Westinghouse, OPG team up

17 April 2014

Ontario Power Generation (OPG) and Westinghouse have agreed to explore opportunities to work together on a wide range of global nuclear projects.

Through its Canadian Nuclear Partners (CNP) subsidiary, OPG has signed a memorandum of understanding with Westinghouse. The two companies will investigate cooperating in the provision of refurbishment, maintenance and outages services, decommissioning and clean-up of existing nuclear facilities, as well as new nuclear power plants.
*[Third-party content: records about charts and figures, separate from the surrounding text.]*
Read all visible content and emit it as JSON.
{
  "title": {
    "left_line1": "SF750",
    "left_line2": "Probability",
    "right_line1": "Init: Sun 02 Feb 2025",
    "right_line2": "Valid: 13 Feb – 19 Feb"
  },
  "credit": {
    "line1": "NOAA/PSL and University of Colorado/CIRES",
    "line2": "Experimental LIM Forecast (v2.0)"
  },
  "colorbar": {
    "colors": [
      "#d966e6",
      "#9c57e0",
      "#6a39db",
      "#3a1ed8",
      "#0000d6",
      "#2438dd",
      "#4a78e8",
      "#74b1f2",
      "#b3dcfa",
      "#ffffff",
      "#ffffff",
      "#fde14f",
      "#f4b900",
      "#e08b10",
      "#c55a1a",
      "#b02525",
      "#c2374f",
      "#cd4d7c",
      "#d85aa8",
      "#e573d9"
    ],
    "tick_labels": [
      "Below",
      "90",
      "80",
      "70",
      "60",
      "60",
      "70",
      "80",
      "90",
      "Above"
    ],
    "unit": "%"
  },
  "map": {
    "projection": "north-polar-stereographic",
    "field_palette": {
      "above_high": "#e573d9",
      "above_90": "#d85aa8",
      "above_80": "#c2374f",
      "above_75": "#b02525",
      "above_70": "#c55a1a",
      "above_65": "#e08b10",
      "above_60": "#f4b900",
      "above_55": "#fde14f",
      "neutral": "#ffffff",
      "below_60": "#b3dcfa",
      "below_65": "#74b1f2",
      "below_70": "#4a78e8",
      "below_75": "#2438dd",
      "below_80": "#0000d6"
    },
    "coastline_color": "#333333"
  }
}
Westinghouse - majority owned by Japan's Toshiba - provides engineering and project management services, plant modifications, outage and maintenance services, instrumentation and control upgrades, nuclear fuel and its AP1000 reactor. OPG's principal business is the generation and supply of electricity in Ontario. It operates ten Candu reactors at two sites: Pickering and Darlington. Between them, the units provide about one-third of the province's electricity.
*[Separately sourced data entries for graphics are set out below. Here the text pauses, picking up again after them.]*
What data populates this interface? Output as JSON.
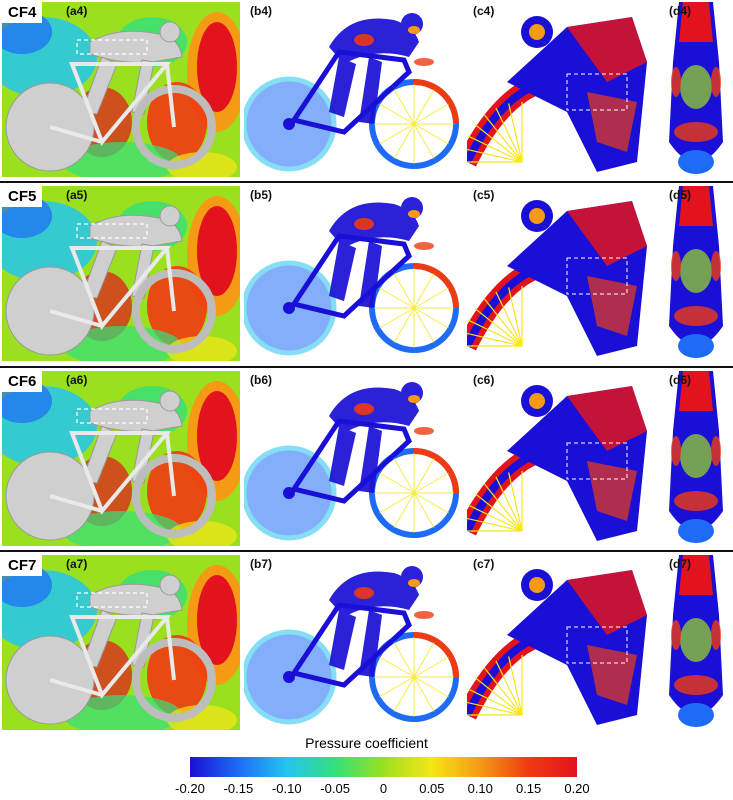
{
  "rows": [
    {
      "case": "CF4",
      "labels": [
        "(a4)",
        "(b4)",
        "(c4)",
        "(d4)"
      ]
    },
    {
      "case": "CF5",
      "labels": [
        "(a5)",
        "(b5)",
        "(c5)",
        "(d5)"
      ]
    },
    {
      "case": "CF6",
      "labels": [
        "(a6)",
        "(b6)",
        "(c6)",
        "(d6)"
      ]
    },
    {
      "case": "CF7",
      "labels": [
        "(a7)",
        "(b7)",
        "(c7)",
        "(d7)"
      ]
    }
  ],
  "colorbar": {
    "title": "Pressure coefficient",
    "ticks": [
      "-0.20",
      "-0.15",
      "-0.10",
      "-0.05",
      "0",
      "0.05",
      "0.10",
      "0.15",
      "0.20"
    ],
    "range": [
      -0.2,
      0.2
    ],
    "colors": [
      "#1a0fd6",
      "#1e6cf5",
      "#23c4f0",
      "#32e07c",
      "#9be01e",
      "#f5e617",
      "#f59a14",
      "#ef3a12",
      "#e3131d"
    ]
  }
}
In order to exploit its experience from operating and modernizing the Pickering and Darlington units, OPG formed CNP in 2012 to explore new business lines and opportunities inside and outside Ontario. Its services include outage management, inspections, inspection tool development, refurbishment, decommissioning and radioactive waste management. CNP's first project was to provide support for the return to service of NB Power's Point Lepreau plant following its refurbishment.
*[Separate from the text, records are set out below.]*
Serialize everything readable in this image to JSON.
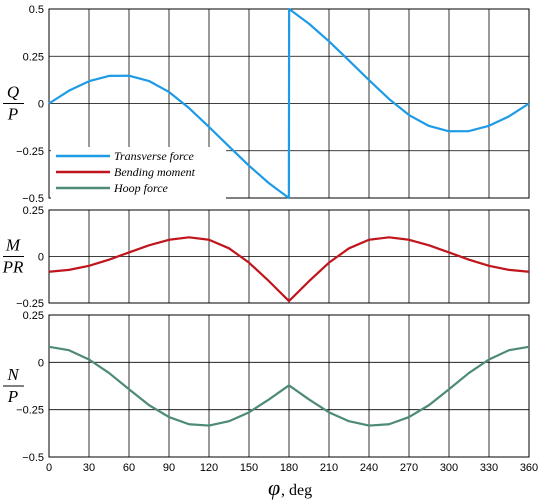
{
  "chart_data": {
    "type": "line",
    "xlabel": {
      "symbol": "φ",
      "unit": ", deg"
    },
    "x_ticks": [
      "0",
      "30",
      "60",
      "90",
      "120",
      "150",
      "180",
      "210",
      "240",
      "270",
      "300",
      "330",
      "360"
    ],
    "xlim": [
      0,
      360
    ],
    "panels": [
      {
        "ylabel": {
          "numerator": "Q",
          "denominator": "P"
        },
        "ylim": [
          -0.5,
          0.5
        ],
        "y_ticks": [
          "0.5",
          "0.25",
          "0",
          "−0.25",
          "−0.5"
        ],
        "series_index": 0
      },
      {
        "ylabel": {
          "numerator": "M",
          "denominator": "PR"
        },
        "ylim": [
          -0.25,
          0.25
        ],
        "y_ticks": [
          "0.25",
          "0",
          "−0.25"
        ],
        "series_index": 1
      },
      {
        "ylabel": {
          "numerator": "N",
          "denominator": "P"
        },
        "ylim": [
          -0.5,
          0.25
        ],
        "y_ticks": [
          "0.25",
          "0",
          "−0.25",
          "−0.5"
        ],
        "series_index": 2
      }
    ],
    "x": [
      0,
      15,
      30,
      45,
      60,
      75,
      90,
      105,
      120,
      135,
      150,
      165,
      179.9,
      180.1,
      195,
      210,
      225,
      240,
      255,
      270,
      285,
      300,
      315,
      330,
      345,
      360
    ],
    "series": [
      {
        "name": "Transverse force",
        "color": "#1e9be6",
        "values": [
          0,
          0.068,
          0.118,
          0.146,
          0.147,
          0.119,
          0.061,
          -0.024,
          -0.124,
          -0.227,
          -0.329,
          -0.422,
          -0.5,
          0.5,
          0.422,
          0.329,
          0.227,
          0.124,
          0.024,
          -0.061,
          -0.119,
          -0.147,
          -0.146,
          -0.118,
          -0.068,
          0
        ]
      },
      {
        "name": "Bending moment",
        "color": "#c0151c",
        "values": [
          -0.082,
          -0.072,
          -0.05,
          -0.017,
          0.022,
          0.06,
          0.09,
          0.103,
          0.09,
          0.044,
          -0.033,
          -0.133,
          -0.239,
          -0.239,
          -0.133,
          -0.033,
          0.044,
          0.09,
          0.103,
          0.09,
          0.06,
          0.022,
          -0.017,
          -0.05,
          -0.072,
          -0.082
        ]
      },
      {
        "name": "Hoop force",
        "color": "#4e8a78",
        "values": [
          0.082,
          0.064,
          0.015,
          -0.056,
          -0.142,
          -0.226,
          -0.289,
          -0.327,
          -0.334,
          -0.311,
          -0.264,
          -0.196,
          -0.122,
          -0.122,
          -0.196,
          -0.264,
          -0.311,
          -0.334,
          -0.327,
          -0.289,
          -0.226,
          -0.142,
          -0.056,
          0.015,
          0.064,
          0.082
        ]
      }
    ],
    "legend_position": "inside-bottom-left of top panel",
    "grid": true
  }
}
The new agreement follows recent collaboration between Westinghouse and OPG on several projects. Westinghouse is currently designing filtered containment vents at OPG's Darlington nuclear power plant as part of the site's refurbishment.

OPG president and CEO Tom Mitchell commented, "OPG is pleased to work with Westinghouse and looks forward to exploring possible synergies between our companies. We anticipate that OPG's expertise in plant maintenance, upgrades and refurbishments will be well augmented by the service offerings and global experience of Westinghouse."

Meanwhile, Westinghouse president and CEO Danny Roderick noted, "This relationship will further add to Westinghouse's advanced products and services that support our global customers' efforts to improve operating efficiencies and achieve cost-effective energy security and diversity while not damaging the environment with greenhouse-gas-emitting sources."